Continuiamo il nostro viaggio nei Paesi che festeggiano il Natale al caldo e andiamo in Messico: qui si entra nel vivo dei festeggiamenti ben 9 giorni prima della fatidica data (che simboleggiano i 9 mesi di gravidanza di Maria), che vengono chiamati las navidades e durante i quali si svolgono celebrazioni in tutte le chiese.

In questi giorni, nelle case si allestiscono le piñatas, pentole di coccio rivestite di carta colorata, coni di cartone e fili colorati, riempite fino all’inverosimile di frutta di stagione (che è molto varia: ricordatevi che qui è estate!), ma anche di confetti e pezzi di canna da zucchero.

Al termine dei 9 giorni, ci si ritrova in chiesa, in strada o in casa per una breve rappresentazione detta las posadas, che ricorda il nome delle locande utilizzate un tempo dai pellegrini per riposare. Si inscena così la ricerca di Maria e Giuseppe di un riparo per la notte e i padroni di casa, dopo aver tergiversato un po’, accettano di accogliere la coppia.

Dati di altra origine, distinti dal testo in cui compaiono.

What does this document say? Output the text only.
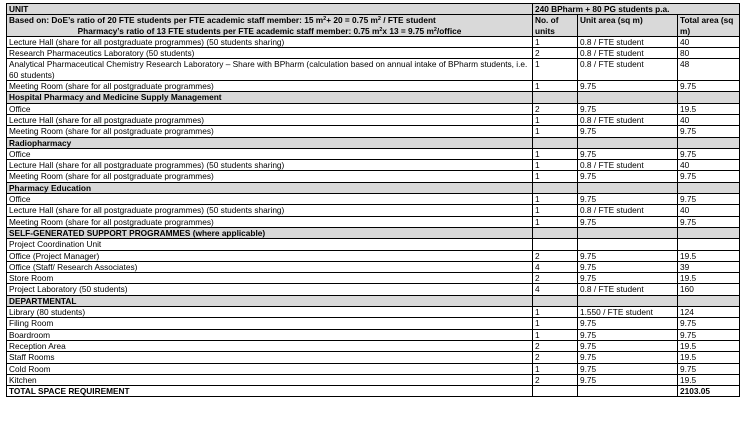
UNIT	240 BPharm + 80 PG students p.a.		

Based on: DoE’s ratio of 20 FTE students per FTE academic staff member: 15 $m^2+ 20 = 0.75$ $m^2$ / FTE student
Pharmacy’s ratio of 13 FTE students per FTE academic staff member: 0.75 $m^2x$ 13 = 9.75 $m^2$/office	No. of units	Unit area (sq m)	Total area (sq m)
Lecture Hall (share for all postgraduate programmes) (50 students sharing)	1	0.8 / FTE student	40
Research Pharmaceutics Laboratory (50 students)	2	0.8 / FTE student	80
Analytical Pharmaceutical Chemistry Research Laboratory – Share with BPharm (calculation based on annual intake of BPharm students, i.e. 60 students)	1	0.8 / FTE student	48
Meeting Room (share for all postgraduate programmes)	1	9.75	9.75
Hospital Pharmacy and Medicine Supply Management			
Office	2	9.75	19.5
Lecture Hall (share for all postgraduate programmes)	1	0.8 / FTE student	40
Meeting Room (share for all postgraduate programmes)	1	9.75	9.75
Radiopharmacy			
Office	1	9.75	9.75
Lecture Hall (share for all postgraduate programmes) (50 students sharing)	1	0.8 / FTE student	40
Meeting Room (share for all postgraduate programmes)	1	9.75	9.75
Pharmacy Education			
Office	1	9.75	9.75
Lecture Hall (share for all postgraduate programmes) (50 students sharing)	1	0.8 / FTE student	40
Meeting Room (share for all postgraduate programmes)	1	9.75	9.75
SELF-GENERATED SUPPORT PROGRAMMES (where applicable)			
Project Coordination Unit			
Office (Project Manager)	2	9.75	19.5
Office (Staff/ Research Associates)	4	9.75	39
Store Room	2	9.75	19.5
Project Laboratory (50 students)	4	0.8 / FTE student	160
DEPARTMENTAL			
Library (80 students)	1	1.550 / FTE student	124
Filing Room	1	9.75	9.75
Boardroom	1	9.75	9.75
Reception Area	2	9.75	19.5
Staff Rooms	2	9.75	19.5
Cold Room	1	9.75	9.75
Kitchen	2	9.75	19.5
TOTAL SPACE REQUIREMENT			2103.05
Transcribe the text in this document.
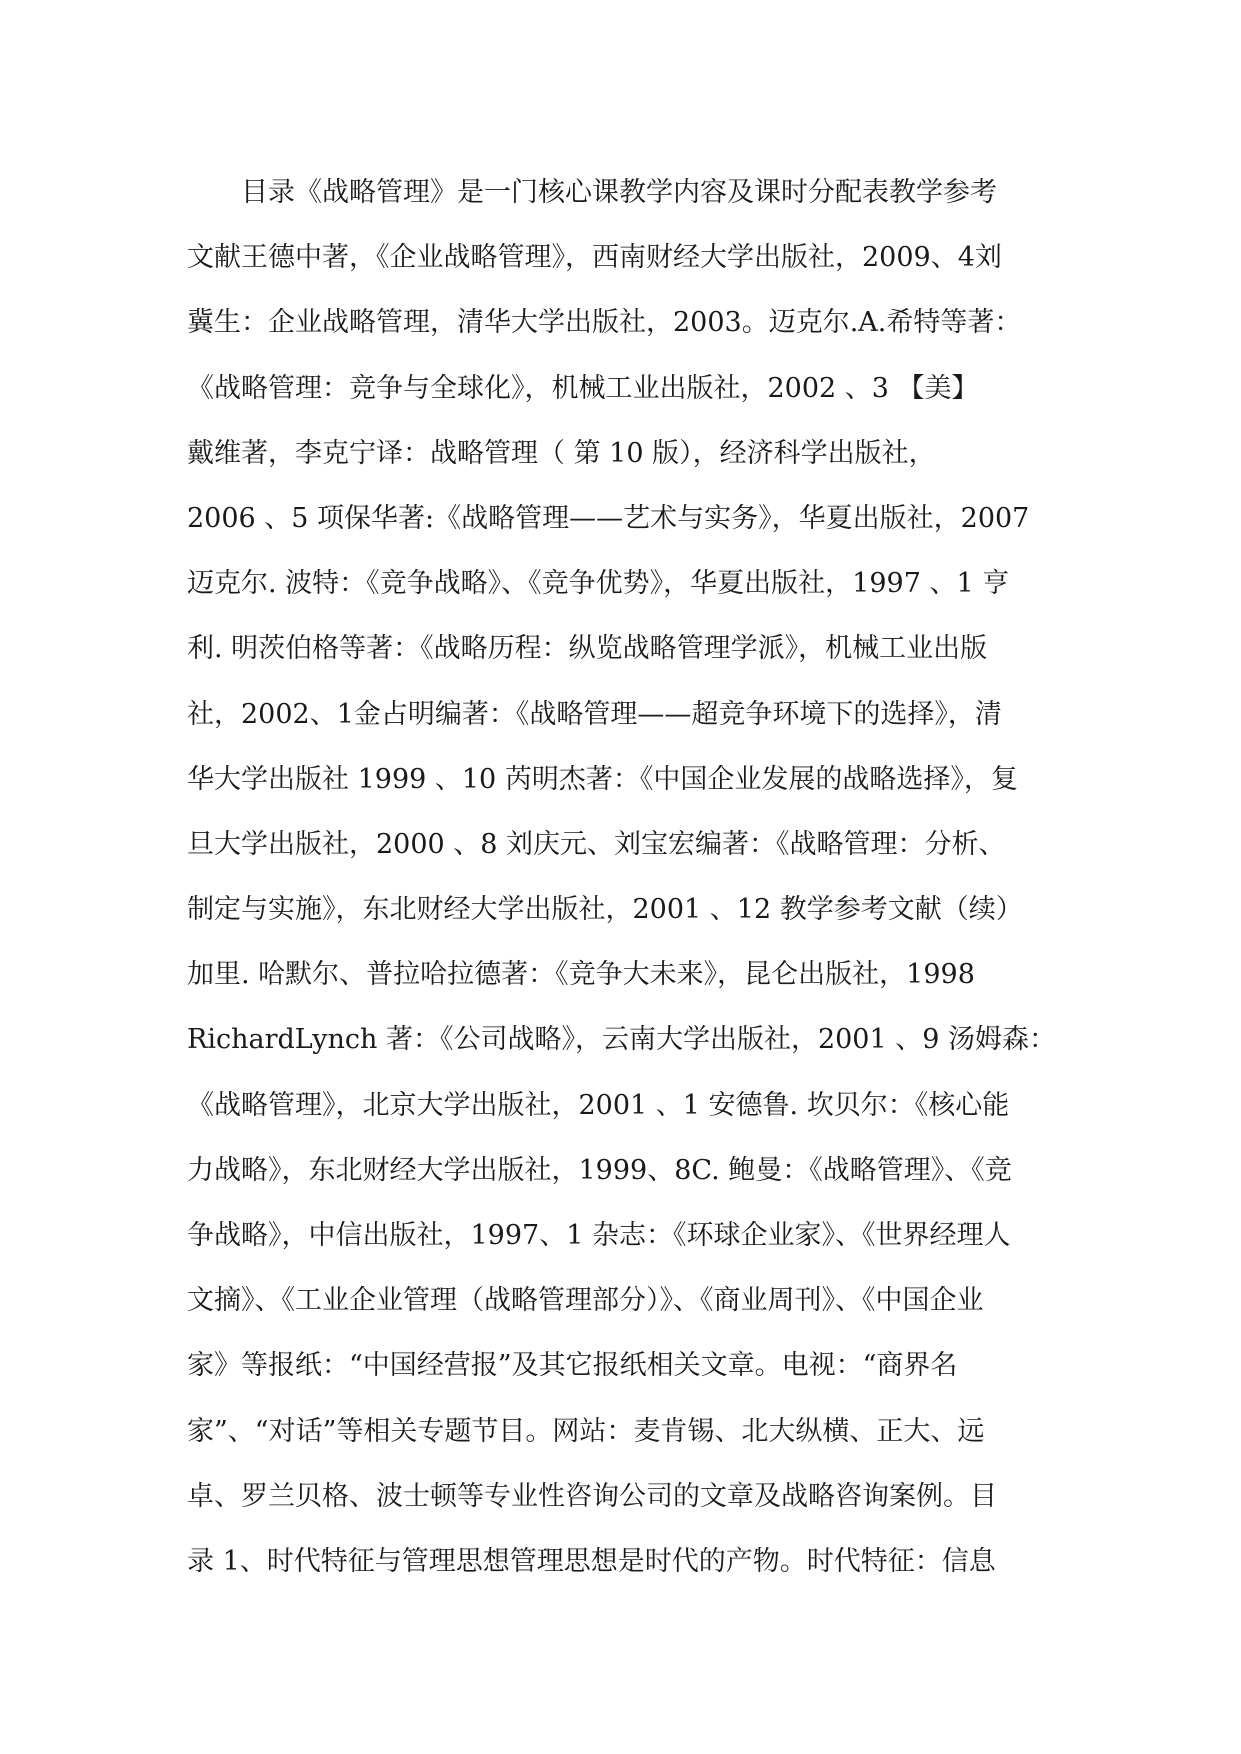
目录《战略管理》是一门核心课教学内容及课时分配表教学参考
文献王德中著，《企业战略管理》，西南财经大学出版社，2009、4刘
冀生：企业战略管理，清华大学出版社，2003。迈克尔.A.希特等著：
《战略管理：竞争与全球化》，机械工业出版社，2002 、3 【美】
戴维著，李克宁译：战略管理（ 第 10 版），经济科学出版社，
2006 、5 项保华著:《战略管理——艺术与实务》，华夏出版社，2007
迈克尔. 波特：《竞争战略》、《竞争优势》，华夏出版社，1997 、1 亨
利. 明茨伯格等著：《战略历程：纵览战略管理学派》，机械工业出版
社，2002、1金占明编著：《战略管理——超竞争环境下的选择》，清
华大学出版社 1999 、10 芮明杰著：《中国企业发展的战略选择》，复
旦大学出版社，2000 、8 刘庆元、刘宝宏编著：《战略管理：分析、
制定与实施》，东北财经大学出版社，2001 、12 教学参考文献（续）
加里. 哈默尔、普拉哈拉德著：《竞争大未来》，昆仑出版社，1998
RichardLynch 著：《公司战略》，云南大学出版社，2001 、9 汤姆森：
《战略管理》，北京大学出版社，2001 、1 安德鲁. 坎贝尔：《核心能
力战略》，东北财经大学出版社，1999、8C. 鲍曼：《战略管理》、《竞
争战略》，中信出版社，1997、1 杂志：《环球企业家》、《世界经理人
文摘》、《工业企业管理（战略管理部分）》、《商业周刊》、《中国企业
家》等报纸：“中国经营报”及其它报纸相关文章。电视：“商界名
家”、“对话”等相关专题节目。网站：麦肯锡、北大纵横、正大、远
卓、罗兰贝格、波士顿等专业性咨询公司的文章及战略咨询案例。目
录 1、时代特征与管理思想管理思想是时代的产物。时代特征：信息
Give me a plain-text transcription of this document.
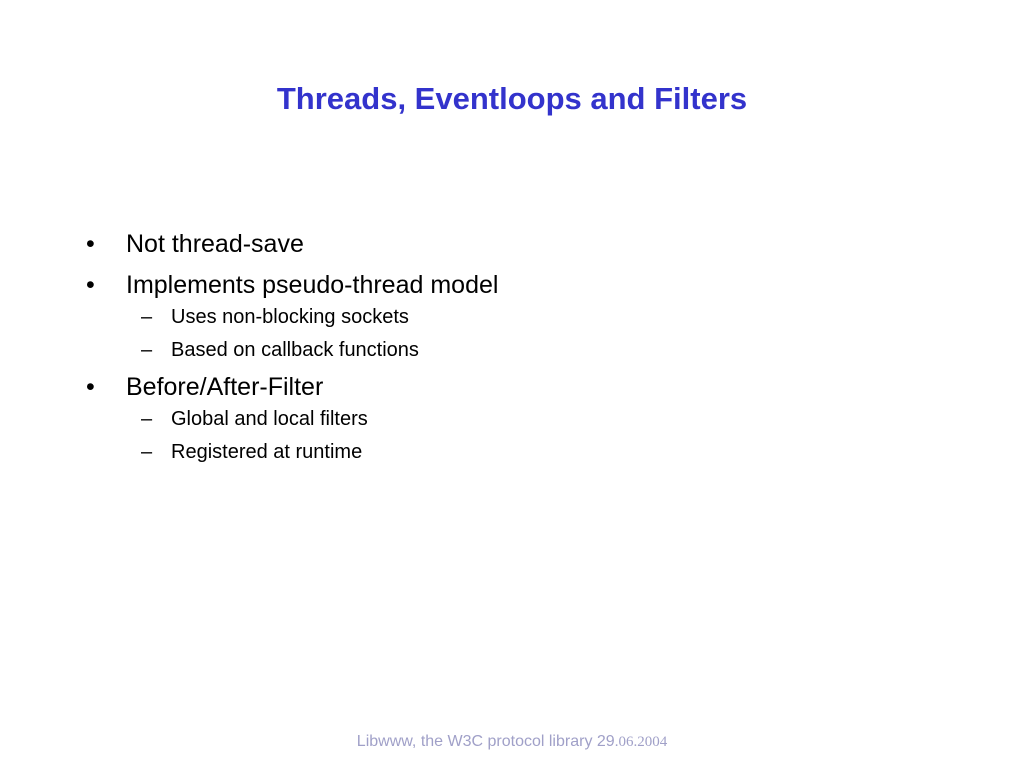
Threads, Eventloops and Filters
•	Not thread-save
•	Implements pseudo-thread model
– Uses non-blocking sockets
– Based on callback functions
•	Before/After-Filter
– Global and local filters
– Registered at runtime
Libwww, the W3C protocol library 29.06.2004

A mezzanotte si canta insieme alla nascita di Cristo e i bambini si gettano (letteralmente) a distruggere le piñatas alla ricerca del frutto più buono, quindi ci si mette a tavola per una cena che in realtà non si discosta molto da quelle di ogni giorno, quanto al menu, anche perché il Messico non è un Paese molto ricco.

In casa dei più facoltosi, però, per le Feste non mancano mai il tacchino ripieno di verdura o il cosciotto di maiale al forno accompagnati da salsa guacamole (a base di avocado) , mentre gli altri si accontenteranno di frijoles e tortillas. Mica male.